Austin Habitat for Humanity taking a new approach to housing

austin habitat condo project

Austin’s housing shortage is prompting innovate solutions from Austin Habitat for Humanity, the nonprofit widely known for enlisting volunteers to build homes. While its traditional model is focused on single-family homes, right now it’s seeking capital for a 50-plus condo development at 4th St. and Onion St. in East Austin near the Plaza Saltillo rail station. Phyllis Snodgrass, Austin Habitat CEO, said, “We’ve got a lot of projects in our pipeline that are different than anything else we’ve ever done before.”

The condo development will be the first multi-family, multi-story project its taken on. It will offer condos with one to three bedrooms that will sell for $125,000 to $175,000, compared to the current median price for single-family home of $309,000. The new construction will also take advantage of the affordable housing resolution passed in February that was designed to expand building opportunities for nonprofits, and it will seek funding from the city’s affordable housing bond, which passed last November.

Habitat has actually owned the land since the 1990s, when it purchased it for about $25,000 to store donated lumber, across the street from what was then a Habitat ReStore. “Fast forward to 2015, and we realized the area was changing rapidly, the value of that land had increased dramatically, and that a multi-story condo project might be the best way to bring back affordable homeownership opportunities to East Austin,” said Greg Anderson, director of community affairs for Austin Habitat.
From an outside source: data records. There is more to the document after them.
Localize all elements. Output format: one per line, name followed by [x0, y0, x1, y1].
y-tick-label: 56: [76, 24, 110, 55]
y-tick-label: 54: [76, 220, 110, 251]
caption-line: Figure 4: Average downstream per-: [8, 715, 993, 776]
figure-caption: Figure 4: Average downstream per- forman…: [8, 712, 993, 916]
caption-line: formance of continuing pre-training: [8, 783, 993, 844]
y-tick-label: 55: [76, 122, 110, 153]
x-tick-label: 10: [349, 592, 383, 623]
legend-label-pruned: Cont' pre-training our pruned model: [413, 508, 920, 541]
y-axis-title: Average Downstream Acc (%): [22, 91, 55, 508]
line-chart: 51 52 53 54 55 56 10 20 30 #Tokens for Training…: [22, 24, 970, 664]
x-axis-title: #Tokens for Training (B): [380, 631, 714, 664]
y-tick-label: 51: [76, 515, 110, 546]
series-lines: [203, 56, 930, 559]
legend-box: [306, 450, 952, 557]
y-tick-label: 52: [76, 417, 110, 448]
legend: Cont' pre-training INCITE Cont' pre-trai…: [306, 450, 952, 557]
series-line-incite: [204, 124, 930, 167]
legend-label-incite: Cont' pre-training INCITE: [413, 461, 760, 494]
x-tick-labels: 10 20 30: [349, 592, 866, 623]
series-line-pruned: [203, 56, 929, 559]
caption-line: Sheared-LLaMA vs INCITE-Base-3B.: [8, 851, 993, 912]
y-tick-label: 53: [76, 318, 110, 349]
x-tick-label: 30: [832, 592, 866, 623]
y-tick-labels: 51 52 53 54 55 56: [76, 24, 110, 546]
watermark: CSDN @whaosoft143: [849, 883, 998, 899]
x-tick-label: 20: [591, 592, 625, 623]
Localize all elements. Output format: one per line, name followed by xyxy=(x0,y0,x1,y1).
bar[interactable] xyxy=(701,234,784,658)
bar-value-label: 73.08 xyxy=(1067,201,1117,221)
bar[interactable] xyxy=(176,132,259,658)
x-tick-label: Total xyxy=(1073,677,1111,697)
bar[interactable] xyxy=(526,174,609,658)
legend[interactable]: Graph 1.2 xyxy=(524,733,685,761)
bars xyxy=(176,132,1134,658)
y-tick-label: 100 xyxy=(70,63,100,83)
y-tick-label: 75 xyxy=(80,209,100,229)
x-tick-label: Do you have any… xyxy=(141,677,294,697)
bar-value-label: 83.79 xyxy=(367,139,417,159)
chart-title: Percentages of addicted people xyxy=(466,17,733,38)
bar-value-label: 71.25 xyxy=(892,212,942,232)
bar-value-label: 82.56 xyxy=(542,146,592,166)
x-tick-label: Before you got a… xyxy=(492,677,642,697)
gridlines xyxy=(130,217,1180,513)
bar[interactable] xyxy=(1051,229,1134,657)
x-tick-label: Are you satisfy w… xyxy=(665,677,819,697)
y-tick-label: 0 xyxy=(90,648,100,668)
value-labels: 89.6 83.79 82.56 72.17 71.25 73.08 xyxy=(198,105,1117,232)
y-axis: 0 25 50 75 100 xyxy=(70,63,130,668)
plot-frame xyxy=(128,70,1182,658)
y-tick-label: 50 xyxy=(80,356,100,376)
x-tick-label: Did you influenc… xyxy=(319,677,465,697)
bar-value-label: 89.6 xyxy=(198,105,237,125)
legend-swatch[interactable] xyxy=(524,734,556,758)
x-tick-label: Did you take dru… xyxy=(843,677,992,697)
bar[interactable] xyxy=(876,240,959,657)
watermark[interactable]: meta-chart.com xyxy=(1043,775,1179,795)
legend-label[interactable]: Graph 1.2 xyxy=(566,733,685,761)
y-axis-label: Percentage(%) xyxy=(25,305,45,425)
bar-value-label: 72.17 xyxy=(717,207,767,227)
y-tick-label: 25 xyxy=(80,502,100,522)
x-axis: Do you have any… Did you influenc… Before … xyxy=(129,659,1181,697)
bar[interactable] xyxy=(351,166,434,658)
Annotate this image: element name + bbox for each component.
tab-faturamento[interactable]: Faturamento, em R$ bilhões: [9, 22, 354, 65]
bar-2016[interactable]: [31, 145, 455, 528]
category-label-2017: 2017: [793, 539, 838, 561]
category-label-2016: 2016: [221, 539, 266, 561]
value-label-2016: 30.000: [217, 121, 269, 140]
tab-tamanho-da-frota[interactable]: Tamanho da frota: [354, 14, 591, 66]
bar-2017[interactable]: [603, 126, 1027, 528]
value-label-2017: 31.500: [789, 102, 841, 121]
The condo development project has been years in the making, he said.

In its 34 years, Austin Habitat has built more than 450 single-family homes, enlisting more than 8,000 volunteers a year. Under its traditional model, Austin Habitat purchases the land and donors are recruited to cover the cost of construction materials. Then volunteers come in to construct the home, under the direction of Austin Habitat. Home owners also pitch in “sweat equity”, working alongside the construction volunteers. The homeowner purchases the home from Austin Habitat at an affordable sales price with an affordable mortgage loan, and the family makes payments on that loan until they have paid it off. Habitat homes also have longer-term restrictions put in place to keep the home affordable.

Most of its homeowners earn 40-60 percent median family income, which is about $68,800 for a family of four. “On a larger deal like this,” said Anderson, ‘we’re planning on working with outside mortgage lenders to help secure an affordable lending product for our clients so they can finance the home at a well below market price.” Condo owners will be asked to put in their sweat equity on other Habitat homes, he said. Snodgrass says Austin Habitat has a waiting list of about 400 families.

To fund construction, Austin Habitat is building an affordable housing capital stack, a mix of market-rate equity capital and below market-rate capital, combined with donations and low-income housing tax credits. With more condominium projects in the pipeline, it will also aim to increase profits at its ReStore store, which sells donated construction materials and home items and is now located on Ben White. Snodgrass says it has a vision for a time when it can eliminate the waiting list and instead become an affordable home placement service.

“Things can still change,” she said. “We can learn something and have to adjust. That’s just the nature of developing real estate. We’re just going to do what we have to do to make it happen.”